The 35-year-old has watched Watford play numerous times this season and believes there are a lot of similarities between Malky Mackay’s team and the promotion-winning side from 1999.

“They are young, good spirited and have great fitness levels; whether they’ll have enough football to go up I don’t know,” he said.

“Play-offs would be a fantastic achievement and they have a good chance. In a weird way they are similar to the team that we had. There are no star names worth £5m but they have a team that work well together and they’re effective.

“I just wonder whether there is enough strength in the squad if they got some serious injuries which was what happened to us when we were in the Premiership.

“At the start of the season you looked at the squad and survival would have been the first goal but now it’s whether they can get into the play-offs.

“They are young, hungry players who are on the way up and most of the team at Watford have careers going in the right direction. They have come from either reserve team football, youth football or lower league football.

“I think it’s a healthy position for a club. You start to struggle when you have ex-Premier League players who are on the way down, who have a couple of years left and their legs have gone.”

Although Wright is unsure whether Watford can sustain a play-off charge, the former midfielder, who famously scored a overhead kick in the Wembley play-off final against Bolton Wanderers 12 years ago, is certain the Hornets need to hang on to Mackay.

The Scot was heavily linked with the vacant post at Burnley earlier this month before the Clarets appointed Bournemouth manager Eddie Howe.

“He has had no money to spend at all so what he’s achieved is fantastic. I speak regularly to Alec Chamberlain and he speaks very highly of Malky.

“When I’ve met him he speaks very well, he understands what he wants from the game and I could imagine him being a really good manager to play for. Watford need to keep hold of him because other clubs are going to be interested in him.
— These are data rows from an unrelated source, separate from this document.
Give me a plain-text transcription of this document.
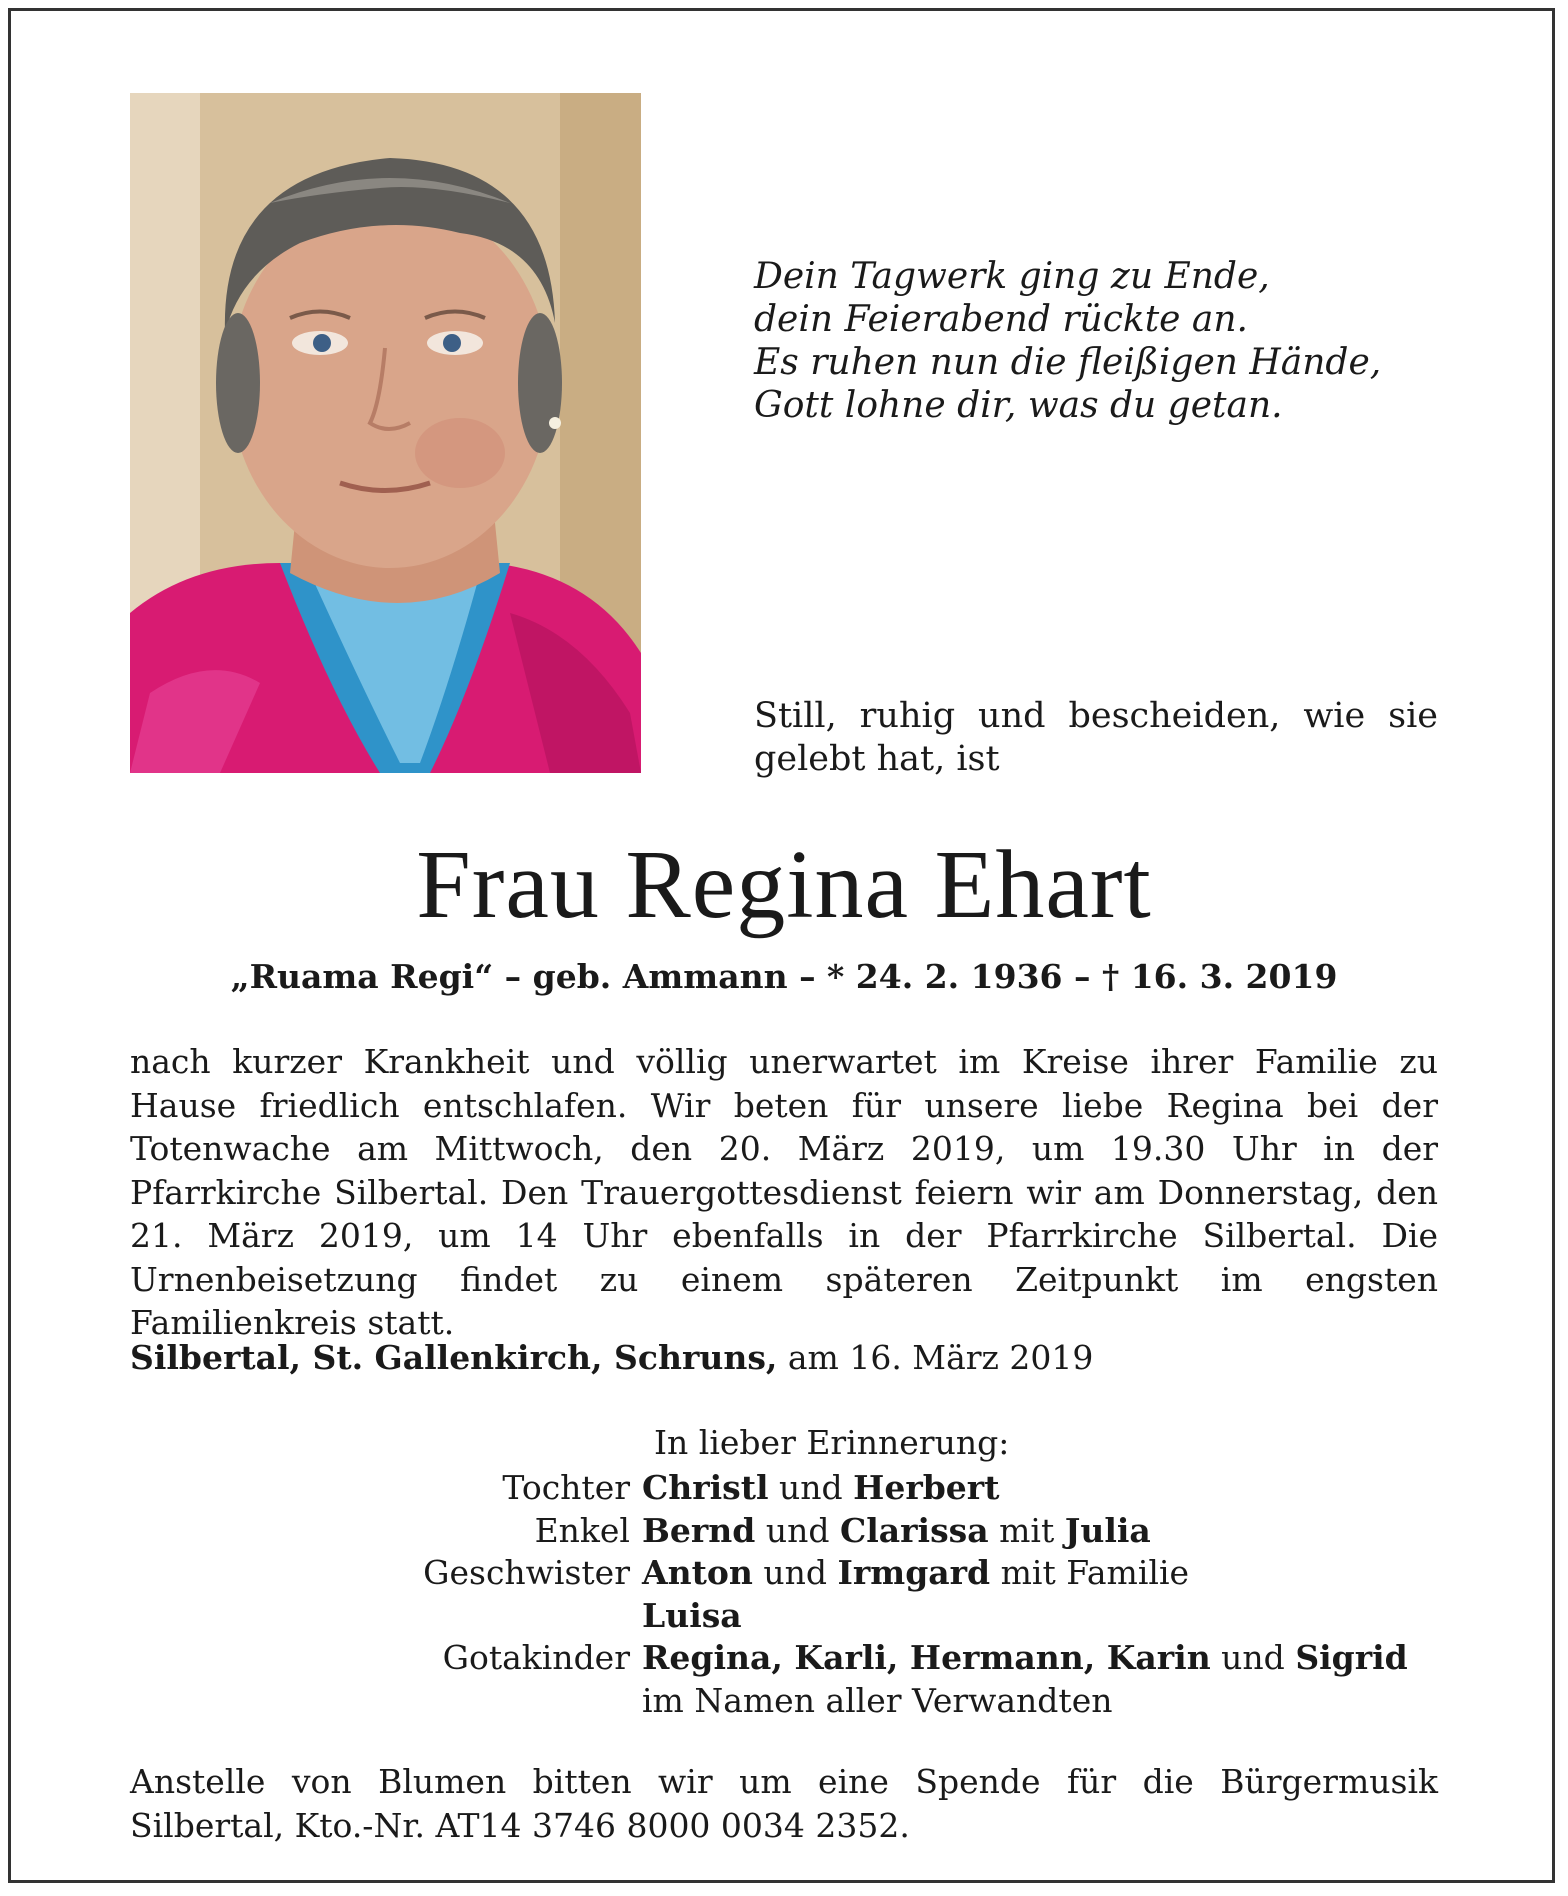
Dein Tagwerk ging zu Ende,
dein Feierabend rückte an.
Es ruhen nun die fleißigen Hände,
Gott lohne dir, was du getan.
Still, ruhig und bescheiden, wie sie gelebt hat, ist
Frau Regina Ehart
„Ruama Regi“ – geb. Ammann – * 24. 2. 1936 – † 16. 3. 2019
nach kurzer Krankheit und völlig unerwartet im Kreise ihrer Familie zu Hause friedlich entschlafen. Wir beten für unsere liebe Regina bei der Totenwache am Mittwoch, den 20. März 2019, um 19.30 Uhr in der Pfarrkirche Silbertal. Den Trauergottesdienst feiern wir am Donnerstag, den 21. März 2019, um 14 Uhr ebenfalls in der Pfarrkirche Silbertal. Die Urnenbeisetzung findet zu einem späteren Zeitpunkt im engsten Familienkreis statt.
Silbertal, St. Gallenkirch, Schruns, am 16. März 2019
In lieber Erinnerung:
Tochter Christl und Herbert
Enkel Bernd und Clarissa mit Julia
Geschwister Anton und Irmgard mit Familie
Luisa
Gotakinder Regina, Karli, Hermann, Karin und Sigrid
im Namen aller Verwandten
Anstelle von Blumen bitten wir um eine Spende für die Bürgermusik Silbertal, Kto.-Nr. AT14 3746 8000 0034 2352.
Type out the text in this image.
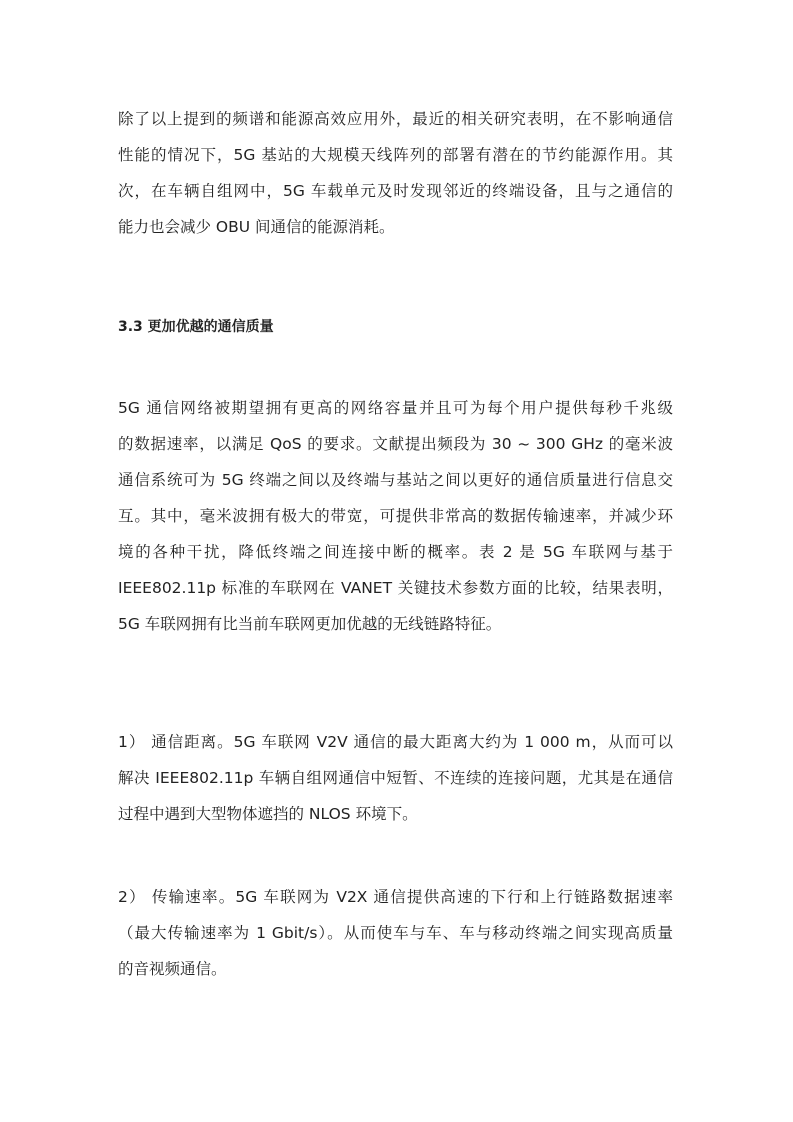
除了以上提到的频谱和能源高效应用外，最近的相关研究表明，在不影响通信
性能的情况下，5G 基站的大规模天线阵列的部署有潜在的节约能源作用。其
次，在车辆自组网中，5G 车载单元及时发现邻近的终端设备，且与之通信的
能力也会减少 OBU 间通信的能源消耗。
3.3 更加优越的通信质量
5G 通信网络被期望拥有更高的网络容量并且可为每个用户提供每秒千兆级
的数据速率，以满足 QoS 的要求。文献提出频段为 30 ~ 300 GHz 的毫米波
通信系统可为 5G 终端之间以及终端与基站之间以更好的通信质量进行信息交
互。其中，毫米波拥有极大的带宽，可提供非常高的数据传输速率，并减少环
境的各种干扰，降低终端之间连接中断的概率。表 2 是 5G 车联网与基于
IEEE802.11p 标准的车联网在 VANET 关键技术参数方面的比较，结果表明，
5G 车联网拥有比当前车联网更加优越的无线链路特征。
1） 通信距离。5G 车联网 V2V 通信的最大距离大约为 1 000 m，从而可以
解决 IEEE802.11p 车辆自组网通信中短暂、不连续的连接问题，尤其是在通信
过程中遇到大型物体遮挡的 NLOS 环境下。
2） 传输速率。5G 车联网为 V2X 通信提供高速的下行和上行链路数据速率
（最大传输速率为 1 Gbit/s）。从而使车与车、车与移动终端之间实现高质量
的音视频通信。
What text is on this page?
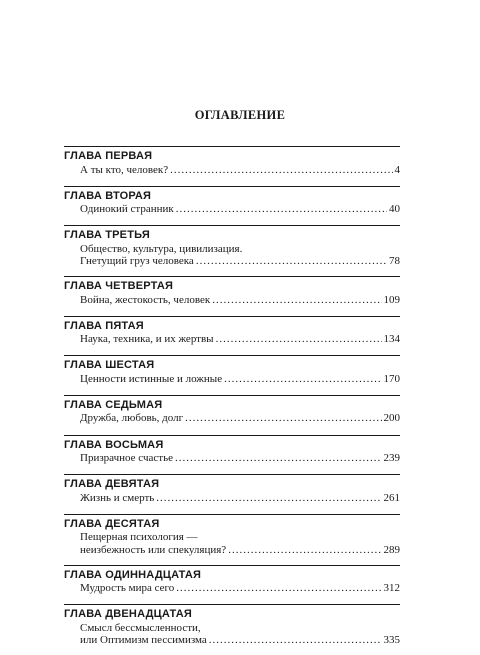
ОГЛАВЛЕНИЕ
ГЛАВА ПЕРВАЯ
А ты кто, человек? .....	4
ГЛАВА ВТОРАЯ
Одинокий странник .....	40
ГЛАВА ТРЕТЬЯ
Общество, культура, цивилизация.
Гнетущий груз человека .....	78
ГЛАВА ЧЕТВЕРТАЯ
Война, жестокость, человек .....	109
ГЛАВА ПЯТАЯ
Наука, техника, и их жертвы .....	134
ГЛАВА ШЕСТАЯ
Ценности истинные и ложные .....	170
ГЛАВА СЕДЬМАЯ
Дружба, любовь, долг .....	200
ГЛАВА ВОСЬМАЯ
Призрачное счастье .....	239
ГЛАВА ДЕВЯТАЯ
Жизнь и смерть .....	261
ГЛАВА ДЕСЯТАЯ
Пещерная психология —
неизбежность или спекуляция? .....	289
ГЛАВА ОДИННАДЦАТАЯ
Мудрость мира сего .....	312
ГЛАВА ДВЕНАДЦАТАЯ
Смысл бессмысленности,
или Оптимизм пессимизма .....	335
“The more successful he is the chances are that a Premier League club will come in for him, whether that’s in Scotland or England. As an ambitious manager there might be an offer that could be too good for him to turn down.

“The reality is as a football manager you have got to take your breaks as they come because five or six defeats on the trot and the fans are calling for your head. There isn’t a lot of loyalty the other way.”